Irish Injury Claims News
Posted: December 15th, 2017
A recent media report has showed that Galway city has spent over €4 million in personal injury claim compensation since the start of 2015.
The huge outlay on insurance covers liability in all public areas, as well as covering the excess necessary on all compensation claims that are taken. The figures for this excess amounted to €142,000 in 2016; €242,000 in 2015; and €205,000 in 2014.
These figures, obtained by the Connacht Tribune newspaper through a Freedom of Information request, indicate that the cost of public liability insurance for Galway City Council was €3.4 million over the period in question. The costs, when view year on year are €1.5 million for 2014, €1.4 million in 2015 and just less than €500,000 in 2016.
A large party of the injury compensation actions taker were for injuries from in falls on the streets of Galway city.
It was revealed, in August 2017, that Galway City Council is now replacing the paving and cobbles on the Shop Street thoroughfare due to the high number of people falling over and hurting themselves badly.
A spokesperson for Galway City Council that plans had been made to address the uneven paving on the streets of the town which has been the cause of a number of compensation claims.

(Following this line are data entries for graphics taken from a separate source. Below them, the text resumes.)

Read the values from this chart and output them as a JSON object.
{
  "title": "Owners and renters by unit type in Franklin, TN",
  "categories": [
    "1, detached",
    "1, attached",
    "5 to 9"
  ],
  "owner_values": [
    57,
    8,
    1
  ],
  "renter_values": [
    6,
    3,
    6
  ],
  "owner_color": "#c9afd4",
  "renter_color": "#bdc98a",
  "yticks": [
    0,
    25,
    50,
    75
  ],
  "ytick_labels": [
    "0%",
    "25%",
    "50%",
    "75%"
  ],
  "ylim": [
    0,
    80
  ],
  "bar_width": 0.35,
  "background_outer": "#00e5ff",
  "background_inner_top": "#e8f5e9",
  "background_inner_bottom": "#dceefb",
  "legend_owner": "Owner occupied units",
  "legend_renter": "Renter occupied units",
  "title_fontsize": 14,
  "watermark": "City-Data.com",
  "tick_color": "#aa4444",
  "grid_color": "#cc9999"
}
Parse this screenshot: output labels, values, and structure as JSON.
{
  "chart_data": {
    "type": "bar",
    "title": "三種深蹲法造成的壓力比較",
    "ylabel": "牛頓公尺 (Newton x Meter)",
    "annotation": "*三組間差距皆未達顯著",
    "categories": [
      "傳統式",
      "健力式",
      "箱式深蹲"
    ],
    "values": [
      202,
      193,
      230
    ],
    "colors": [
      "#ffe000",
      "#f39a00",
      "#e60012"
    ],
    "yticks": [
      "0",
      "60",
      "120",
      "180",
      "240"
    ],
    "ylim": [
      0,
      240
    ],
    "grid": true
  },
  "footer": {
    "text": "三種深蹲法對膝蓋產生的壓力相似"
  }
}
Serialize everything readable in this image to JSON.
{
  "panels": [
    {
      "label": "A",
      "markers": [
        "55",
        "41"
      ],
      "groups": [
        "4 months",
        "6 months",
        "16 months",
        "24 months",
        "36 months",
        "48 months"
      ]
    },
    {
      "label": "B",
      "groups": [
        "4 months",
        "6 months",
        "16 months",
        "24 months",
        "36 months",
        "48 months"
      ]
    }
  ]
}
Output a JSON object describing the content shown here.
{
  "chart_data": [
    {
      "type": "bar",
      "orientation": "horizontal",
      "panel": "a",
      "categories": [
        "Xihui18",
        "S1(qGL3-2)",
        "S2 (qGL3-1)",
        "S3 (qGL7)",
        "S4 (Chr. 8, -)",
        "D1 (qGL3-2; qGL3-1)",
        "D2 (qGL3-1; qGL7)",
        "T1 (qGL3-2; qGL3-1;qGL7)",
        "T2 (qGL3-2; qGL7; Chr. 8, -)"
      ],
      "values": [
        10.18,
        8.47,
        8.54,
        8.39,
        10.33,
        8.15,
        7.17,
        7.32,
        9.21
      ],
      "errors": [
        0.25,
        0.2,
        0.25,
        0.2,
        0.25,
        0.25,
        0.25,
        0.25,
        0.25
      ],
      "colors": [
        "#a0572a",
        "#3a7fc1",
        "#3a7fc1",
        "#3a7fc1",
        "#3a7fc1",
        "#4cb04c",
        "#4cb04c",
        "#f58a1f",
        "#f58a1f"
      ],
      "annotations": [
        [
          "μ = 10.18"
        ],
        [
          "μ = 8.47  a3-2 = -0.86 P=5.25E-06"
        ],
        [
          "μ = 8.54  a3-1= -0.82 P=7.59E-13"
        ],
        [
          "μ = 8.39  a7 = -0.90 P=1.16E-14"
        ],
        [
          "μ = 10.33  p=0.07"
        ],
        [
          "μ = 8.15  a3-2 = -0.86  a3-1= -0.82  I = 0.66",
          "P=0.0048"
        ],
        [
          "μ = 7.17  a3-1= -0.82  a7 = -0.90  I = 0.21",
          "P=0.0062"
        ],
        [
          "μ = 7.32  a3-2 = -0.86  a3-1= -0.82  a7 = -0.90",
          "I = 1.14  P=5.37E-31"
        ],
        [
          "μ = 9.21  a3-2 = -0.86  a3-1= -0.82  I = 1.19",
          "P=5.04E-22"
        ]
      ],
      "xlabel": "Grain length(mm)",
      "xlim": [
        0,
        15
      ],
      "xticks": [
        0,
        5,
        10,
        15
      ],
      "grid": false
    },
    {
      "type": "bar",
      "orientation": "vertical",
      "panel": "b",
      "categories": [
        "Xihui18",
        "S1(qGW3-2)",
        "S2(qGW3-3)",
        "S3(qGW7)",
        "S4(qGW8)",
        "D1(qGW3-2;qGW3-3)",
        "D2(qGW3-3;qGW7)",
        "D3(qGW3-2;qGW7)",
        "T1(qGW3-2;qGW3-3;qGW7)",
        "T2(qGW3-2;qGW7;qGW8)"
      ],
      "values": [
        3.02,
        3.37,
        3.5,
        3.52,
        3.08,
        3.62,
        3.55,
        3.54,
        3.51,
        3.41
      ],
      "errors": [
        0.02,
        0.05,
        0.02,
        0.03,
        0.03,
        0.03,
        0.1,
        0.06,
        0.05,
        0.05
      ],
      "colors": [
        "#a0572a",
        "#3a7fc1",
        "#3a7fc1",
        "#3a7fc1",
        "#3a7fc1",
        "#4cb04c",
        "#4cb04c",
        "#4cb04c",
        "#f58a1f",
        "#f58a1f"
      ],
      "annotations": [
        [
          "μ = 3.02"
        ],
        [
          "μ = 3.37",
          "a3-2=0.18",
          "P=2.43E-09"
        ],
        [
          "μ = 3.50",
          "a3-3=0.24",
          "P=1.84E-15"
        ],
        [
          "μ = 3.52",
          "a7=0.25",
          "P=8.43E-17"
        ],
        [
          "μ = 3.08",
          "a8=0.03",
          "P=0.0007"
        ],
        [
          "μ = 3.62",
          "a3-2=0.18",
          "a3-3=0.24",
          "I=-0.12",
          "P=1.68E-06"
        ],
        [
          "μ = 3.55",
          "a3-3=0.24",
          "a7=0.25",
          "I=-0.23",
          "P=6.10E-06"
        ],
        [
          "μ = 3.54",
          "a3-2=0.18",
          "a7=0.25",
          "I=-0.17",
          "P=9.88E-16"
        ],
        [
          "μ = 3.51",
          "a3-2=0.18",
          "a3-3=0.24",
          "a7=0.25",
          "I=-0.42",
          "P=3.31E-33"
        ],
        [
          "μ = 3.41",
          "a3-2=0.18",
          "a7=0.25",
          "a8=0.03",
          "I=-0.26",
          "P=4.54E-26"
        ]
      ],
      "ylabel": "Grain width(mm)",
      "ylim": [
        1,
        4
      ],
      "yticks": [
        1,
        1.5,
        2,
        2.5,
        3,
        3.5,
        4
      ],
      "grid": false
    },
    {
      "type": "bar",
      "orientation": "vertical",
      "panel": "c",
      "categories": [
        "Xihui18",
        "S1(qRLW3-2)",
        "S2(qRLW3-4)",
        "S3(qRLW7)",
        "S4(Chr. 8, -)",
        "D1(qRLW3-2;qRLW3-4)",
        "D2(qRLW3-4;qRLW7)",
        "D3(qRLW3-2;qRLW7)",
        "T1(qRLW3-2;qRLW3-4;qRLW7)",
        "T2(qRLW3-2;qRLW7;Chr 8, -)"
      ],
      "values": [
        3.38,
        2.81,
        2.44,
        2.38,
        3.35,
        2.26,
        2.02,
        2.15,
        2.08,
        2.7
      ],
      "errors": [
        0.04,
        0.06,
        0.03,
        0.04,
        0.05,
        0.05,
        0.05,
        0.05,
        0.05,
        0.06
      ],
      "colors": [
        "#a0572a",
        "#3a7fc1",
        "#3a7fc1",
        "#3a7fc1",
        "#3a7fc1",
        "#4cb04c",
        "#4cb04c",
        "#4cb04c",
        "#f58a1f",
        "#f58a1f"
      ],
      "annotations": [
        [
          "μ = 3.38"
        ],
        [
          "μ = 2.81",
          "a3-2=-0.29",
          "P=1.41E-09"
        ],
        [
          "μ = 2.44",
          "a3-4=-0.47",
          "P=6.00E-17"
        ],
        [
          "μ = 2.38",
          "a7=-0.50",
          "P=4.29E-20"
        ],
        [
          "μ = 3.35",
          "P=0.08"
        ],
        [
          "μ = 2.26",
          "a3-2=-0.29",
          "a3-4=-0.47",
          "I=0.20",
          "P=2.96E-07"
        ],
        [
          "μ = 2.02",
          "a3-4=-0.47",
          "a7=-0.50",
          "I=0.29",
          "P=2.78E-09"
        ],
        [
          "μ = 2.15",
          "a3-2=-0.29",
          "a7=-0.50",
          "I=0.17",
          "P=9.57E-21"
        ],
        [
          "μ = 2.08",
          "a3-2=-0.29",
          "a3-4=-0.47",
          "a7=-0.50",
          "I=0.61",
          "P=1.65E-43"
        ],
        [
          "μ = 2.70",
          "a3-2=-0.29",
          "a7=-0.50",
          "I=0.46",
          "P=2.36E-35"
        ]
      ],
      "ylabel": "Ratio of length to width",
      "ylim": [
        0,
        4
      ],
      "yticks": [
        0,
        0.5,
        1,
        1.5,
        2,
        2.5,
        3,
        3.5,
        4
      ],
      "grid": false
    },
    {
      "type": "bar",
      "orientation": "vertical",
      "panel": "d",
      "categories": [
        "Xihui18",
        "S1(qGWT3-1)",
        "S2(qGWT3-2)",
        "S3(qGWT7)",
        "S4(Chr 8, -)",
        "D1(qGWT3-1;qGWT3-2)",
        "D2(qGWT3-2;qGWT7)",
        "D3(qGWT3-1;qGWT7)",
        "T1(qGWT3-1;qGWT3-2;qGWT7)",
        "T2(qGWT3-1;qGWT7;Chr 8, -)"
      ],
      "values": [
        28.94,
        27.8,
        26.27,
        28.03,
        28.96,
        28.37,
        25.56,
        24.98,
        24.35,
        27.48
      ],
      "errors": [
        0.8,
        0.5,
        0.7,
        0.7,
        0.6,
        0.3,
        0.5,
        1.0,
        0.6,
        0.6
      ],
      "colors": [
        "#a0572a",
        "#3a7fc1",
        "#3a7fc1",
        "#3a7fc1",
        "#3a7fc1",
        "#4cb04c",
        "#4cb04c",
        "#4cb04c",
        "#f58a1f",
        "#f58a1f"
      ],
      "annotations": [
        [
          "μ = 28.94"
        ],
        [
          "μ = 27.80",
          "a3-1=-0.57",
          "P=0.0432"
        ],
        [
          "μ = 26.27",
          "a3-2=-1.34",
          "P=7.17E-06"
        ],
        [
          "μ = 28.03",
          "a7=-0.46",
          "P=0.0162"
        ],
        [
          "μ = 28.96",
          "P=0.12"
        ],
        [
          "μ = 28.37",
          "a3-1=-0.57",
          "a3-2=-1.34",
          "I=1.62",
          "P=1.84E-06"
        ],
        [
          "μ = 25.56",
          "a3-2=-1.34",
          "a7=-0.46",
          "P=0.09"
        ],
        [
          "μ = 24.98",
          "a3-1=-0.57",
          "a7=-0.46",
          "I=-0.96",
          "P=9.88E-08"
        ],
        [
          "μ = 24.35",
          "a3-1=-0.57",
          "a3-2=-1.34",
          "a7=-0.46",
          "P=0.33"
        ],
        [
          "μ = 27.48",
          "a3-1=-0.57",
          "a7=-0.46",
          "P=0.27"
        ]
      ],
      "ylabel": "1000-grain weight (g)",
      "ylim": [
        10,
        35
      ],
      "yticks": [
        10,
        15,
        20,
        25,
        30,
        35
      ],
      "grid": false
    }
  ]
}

This follows from march 2017 report which highlighted the fact that over €63 million was paid out in personal injury compensation claims by Dublin’s four local authorities in a five-year period
Dublin City Council paid out the most personal injury compensation, €41,322,784.12 to 3,853 claimants for the time period 2012-16. At the time of the report a South Dublin County Council Representative said: “The majority of cases in relation to public liability cases are trips, slips and falls on footpaths/roads, or in public parks. A small number of claims are in regard to damage to property, i.e. car tyres.”
Posted: November 2nd, 2017
15-year-old schoolboy Adam Russell was today awarded €32,000 compensation for personal injuries after being attacked and bitten in the face by a neighbour’s German Pointer dog
Legal Representations for Mr Russell, Barrister Brian Sugrue, claimed the boy was at the home of Erica Deacon and Eoin Gibson in the Ballinclea Heights estate in Killiney, Co Dublin when the dog, a Weimaraner short-haired German pointer, attacked him (Adam).
Circuit Court President Justice Raymond Groarke was told by Mr Sugrue that Adam Russell, who was 12 years old at the time of the attack, was attacked and bitten on his face by the dog while trying to play with it.
Adam, taking the legal compensation case through his father Colm Russell, was playing at the house belonging to Deacon and Gibson on 28 September 2013 when the German Pointer dog suddenly bit him.
He was taken, for treatment, to the Swiftcare Clinic, Dundrum, Dublin, where the cut to his face were dealt with by physicians. His nose injury was sutured and the wound just under his lower lip had been closed with surgical glue. The tooth injury suffered was later treated by dentists at Dalkey Dental Clinic.
Adam Russell’s injured tooth would possibly, according to Mr Sugrue, need a crown in the future but part of the €32,000 dog attack compensation settlement offer took future dental work into consideration.
Consultant Plastic Surgeon Patricia Eadie had examined Adam’s scars in 2016 and the court was told that revision surgery may have to take place. The scarring on his nose is permanent.
Judge Groarke was told that Mr Sugrue was approving acceptance of the €32,000 child injury compensation offer. Mr Groarke said that, while not generous, this offer was within the normal range of compensation for such dog attack injuries. The dog attack compensation offer was approved and will be invested in court funds until December 19 2019 when Adam Russell becomes 18 years of age.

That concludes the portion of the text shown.